In the middle of all this sits the Commission’s vast procurement ambitions, chasing ‘common kit’ built by a pared-down and collectivised common defence industry. Whence the aspiration to invent, amongst other items, a new tank that would be a “next-generation capability for the Union” (note again attitudinally: not a capability for the member state buying them). Intriguingly, the Commission is to encourage this through several forms of direct and indirect subsidy including a proposed VAT waiver. Quite how this matches WTO competition obligations remains to be seen, and this also applies to its new pledges over safeguarding strategic supply chains which hints at a new strand of protectionism.
This landscape is all precisely as Eurosceptics predicted. It is one of continued gradual political integration, with the EU institutionally at its strategic and operational core.
How should the UK react to these developments? With distance.
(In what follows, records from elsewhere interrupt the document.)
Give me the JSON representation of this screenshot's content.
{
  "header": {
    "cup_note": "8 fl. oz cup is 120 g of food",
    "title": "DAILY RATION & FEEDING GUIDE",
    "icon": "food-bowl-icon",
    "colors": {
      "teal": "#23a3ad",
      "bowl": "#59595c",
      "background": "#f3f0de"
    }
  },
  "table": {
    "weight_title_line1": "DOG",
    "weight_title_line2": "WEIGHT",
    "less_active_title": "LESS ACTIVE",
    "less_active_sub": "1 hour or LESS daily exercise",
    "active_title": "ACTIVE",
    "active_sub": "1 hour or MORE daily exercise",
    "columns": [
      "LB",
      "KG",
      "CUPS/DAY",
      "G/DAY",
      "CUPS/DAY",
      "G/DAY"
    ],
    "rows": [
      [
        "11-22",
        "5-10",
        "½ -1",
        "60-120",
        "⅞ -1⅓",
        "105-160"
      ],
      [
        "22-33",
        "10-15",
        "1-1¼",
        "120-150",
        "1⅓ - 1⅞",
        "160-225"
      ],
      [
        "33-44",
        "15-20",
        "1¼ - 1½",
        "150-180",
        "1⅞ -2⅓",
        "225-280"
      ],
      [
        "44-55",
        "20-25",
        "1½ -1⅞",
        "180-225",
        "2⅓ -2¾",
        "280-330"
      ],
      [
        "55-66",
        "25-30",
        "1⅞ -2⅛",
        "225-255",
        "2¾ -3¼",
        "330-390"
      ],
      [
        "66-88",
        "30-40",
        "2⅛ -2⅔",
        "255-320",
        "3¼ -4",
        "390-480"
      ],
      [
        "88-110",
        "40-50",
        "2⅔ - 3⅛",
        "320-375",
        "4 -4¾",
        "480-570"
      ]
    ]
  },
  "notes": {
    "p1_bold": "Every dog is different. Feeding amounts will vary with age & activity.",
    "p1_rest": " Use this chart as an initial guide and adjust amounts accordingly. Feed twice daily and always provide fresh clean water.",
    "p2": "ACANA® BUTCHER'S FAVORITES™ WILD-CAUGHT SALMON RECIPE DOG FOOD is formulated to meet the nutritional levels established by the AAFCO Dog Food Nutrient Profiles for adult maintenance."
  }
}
The closer the UK affiliates to any strand of the web, the harder it will be for the UK to defend its real interests – bilateralism, NATO, and multilateral cooperation away from EU bodies (avoiding especially the procurement trap). It should focus in on what will be offered for Japan liaison – no ambition there for integration – and view that as the borderline. What it should not do is follow the advice now being offered by the Conservative European Forum, signing up to various EU agreements without paying any heed to the wider geography of EU Defence Union. But then, the CEF regrets Brexit and wishes it would quietly go away.
There’s another angle here. “We face a competition of governance systems accompanied by a real battle of narratives,” reads the Strategic Compass. Well, yes – and that still for now still includes a democratic battle within the EU over these policies themselves.
The Danish are having a referendum on 1 June over whether they should drop their cherished defence opt out. Its government wants to; many members of the public quite rightly are looking at the direction of travel and are not nearly quite so convinced. Especially as the Strategic Compass is touted as generating a “quantum leap forward”, with the aim of “a stronger and more capable European Union that acts as a security provider” (the verb being in the singular).
For their part, the people of Ireland too may yet get the referendum they were pledged two decades ago. They should, given this latest text. The Strategic Compass also lists the objective of managing a “fair share of contributions to military missions and operations”, which implies a threat to neutrals. But despite five post-Brexit years of FBPE hashtaggers with Irish passports pontificating about democracy and plebiscites, it seems somehow doubtful that they will be given the chance.